The Bhagavad Gita (500 B.C.E.), often referred to as the Gita, is a 700-verse Sanskrit scripture that is part of the Hindu epic Mahabharata. The Gita is set in a narrative framework of a dialogue between Pandava prince Arjuna and his guide and charioteer Krishna. At the start of the Dharma Yudhha (righteous war) between Pandavas and Kauravas, Arjuna is filled with the moral dilemma and despair about the violence and death the war will cause. He wonders if he should renounce and seeks Krishna’s counsel, whose answers and discourse constitute the Bhagadvad-Gita. The dialogue covers a broad range of spiritual topics, touching upon ethical dilemmas and philosophical issues that go far beyond the war Arjuna faces.
Quotations from The Bhagavad Gita…
O scion of Bharat, I am also the knower of all the individual fields of activity. The understanding of the body as the field of activities, and the soul and God as the knowers of the field, this I hold to be true knowledge.
Higher, deeper, innermost, abides another life.
All creatures live bewildered, save some few.

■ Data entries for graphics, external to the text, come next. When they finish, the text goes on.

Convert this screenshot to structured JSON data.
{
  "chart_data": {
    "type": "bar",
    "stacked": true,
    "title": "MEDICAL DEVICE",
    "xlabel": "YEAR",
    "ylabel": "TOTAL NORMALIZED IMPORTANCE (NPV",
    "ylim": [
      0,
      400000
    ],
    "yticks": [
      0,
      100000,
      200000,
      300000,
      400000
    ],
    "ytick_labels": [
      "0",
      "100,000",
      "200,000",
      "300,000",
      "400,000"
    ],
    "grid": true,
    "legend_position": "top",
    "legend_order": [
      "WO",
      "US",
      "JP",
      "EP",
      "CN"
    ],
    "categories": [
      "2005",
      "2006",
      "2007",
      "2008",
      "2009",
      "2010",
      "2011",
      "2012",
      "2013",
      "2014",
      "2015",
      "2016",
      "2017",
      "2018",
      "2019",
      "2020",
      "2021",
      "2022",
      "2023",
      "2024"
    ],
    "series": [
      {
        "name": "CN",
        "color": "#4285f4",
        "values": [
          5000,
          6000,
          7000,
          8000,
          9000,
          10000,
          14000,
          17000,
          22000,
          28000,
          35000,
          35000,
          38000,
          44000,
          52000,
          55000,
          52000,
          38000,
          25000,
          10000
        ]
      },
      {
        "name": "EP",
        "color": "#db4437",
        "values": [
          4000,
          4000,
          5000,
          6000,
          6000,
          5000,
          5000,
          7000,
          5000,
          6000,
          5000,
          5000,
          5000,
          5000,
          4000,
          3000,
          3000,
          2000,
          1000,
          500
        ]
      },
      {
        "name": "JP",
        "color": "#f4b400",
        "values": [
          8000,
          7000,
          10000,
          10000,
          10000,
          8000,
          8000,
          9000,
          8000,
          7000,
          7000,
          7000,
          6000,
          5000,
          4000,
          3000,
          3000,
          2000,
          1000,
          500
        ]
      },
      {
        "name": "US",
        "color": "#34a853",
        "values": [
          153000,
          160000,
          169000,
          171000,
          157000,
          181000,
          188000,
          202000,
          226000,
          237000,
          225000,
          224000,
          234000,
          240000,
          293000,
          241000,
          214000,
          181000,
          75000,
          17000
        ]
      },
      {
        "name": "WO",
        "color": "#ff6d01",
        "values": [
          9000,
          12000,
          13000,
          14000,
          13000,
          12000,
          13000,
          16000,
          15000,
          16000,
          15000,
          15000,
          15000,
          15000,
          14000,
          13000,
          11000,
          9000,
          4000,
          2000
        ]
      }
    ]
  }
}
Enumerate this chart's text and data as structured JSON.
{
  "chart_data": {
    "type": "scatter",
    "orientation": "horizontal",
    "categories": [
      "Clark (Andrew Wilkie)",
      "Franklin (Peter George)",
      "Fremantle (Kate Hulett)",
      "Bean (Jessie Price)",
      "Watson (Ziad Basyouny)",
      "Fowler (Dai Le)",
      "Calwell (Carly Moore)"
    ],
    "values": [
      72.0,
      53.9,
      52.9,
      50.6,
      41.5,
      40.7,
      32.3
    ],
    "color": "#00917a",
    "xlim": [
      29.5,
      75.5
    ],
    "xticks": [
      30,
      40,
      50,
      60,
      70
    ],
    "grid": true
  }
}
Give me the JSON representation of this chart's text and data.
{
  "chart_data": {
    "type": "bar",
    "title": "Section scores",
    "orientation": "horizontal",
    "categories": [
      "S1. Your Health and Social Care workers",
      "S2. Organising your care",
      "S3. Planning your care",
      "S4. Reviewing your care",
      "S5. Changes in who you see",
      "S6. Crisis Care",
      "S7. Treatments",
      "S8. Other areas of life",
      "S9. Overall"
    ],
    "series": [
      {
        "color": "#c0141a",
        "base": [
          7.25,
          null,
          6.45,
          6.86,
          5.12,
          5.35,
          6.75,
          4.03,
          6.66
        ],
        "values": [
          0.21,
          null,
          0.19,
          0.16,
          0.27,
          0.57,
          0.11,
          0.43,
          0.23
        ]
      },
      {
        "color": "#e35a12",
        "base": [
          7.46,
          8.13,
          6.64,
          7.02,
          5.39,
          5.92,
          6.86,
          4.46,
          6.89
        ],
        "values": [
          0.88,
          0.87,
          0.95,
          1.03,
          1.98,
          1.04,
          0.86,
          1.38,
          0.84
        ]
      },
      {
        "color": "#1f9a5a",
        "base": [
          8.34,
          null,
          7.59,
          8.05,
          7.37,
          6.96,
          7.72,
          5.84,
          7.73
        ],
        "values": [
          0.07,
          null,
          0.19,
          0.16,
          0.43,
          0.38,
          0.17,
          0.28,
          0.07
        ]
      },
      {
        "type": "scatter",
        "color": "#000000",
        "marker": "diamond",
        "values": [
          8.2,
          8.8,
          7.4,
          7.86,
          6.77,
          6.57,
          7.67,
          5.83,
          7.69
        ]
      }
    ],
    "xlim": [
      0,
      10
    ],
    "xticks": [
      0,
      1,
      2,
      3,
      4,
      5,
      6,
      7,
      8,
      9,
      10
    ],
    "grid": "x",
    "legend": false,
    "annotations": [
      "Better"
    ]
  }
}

He who would be master of himself shall win it, if he bravely strives.
No heart that holds one right desire treads the road of loss.
Water flows continually into the ocean
But the ocean is never disturbed.
Desire flows into the mind of the seer
But he is never disturbed.
The seer knows peace.
Thinking about sense objects
Will attach you to sense objects;
Grow attached, and you become addicted;
Thwart your addiction, it turns to anger;
Be angry, and you confuse your mind;
Confuse your mind, you forget the lesson of experience;
Forget experience, you lose discrimination;
Lose discrimination, and you miss life’s
only purpose.
Whatever thou doest, whatever thou eatest, do all as if for me.
Those whose minds are attracted to my invisible nature have a great labor to encounter, because an invisible path is difficult to be found by corporeal beings.
That which is non-existent can never come into being, and that which is can never cease to be. Those who have known the inmost Reality know also the nature of “is” and “is not.”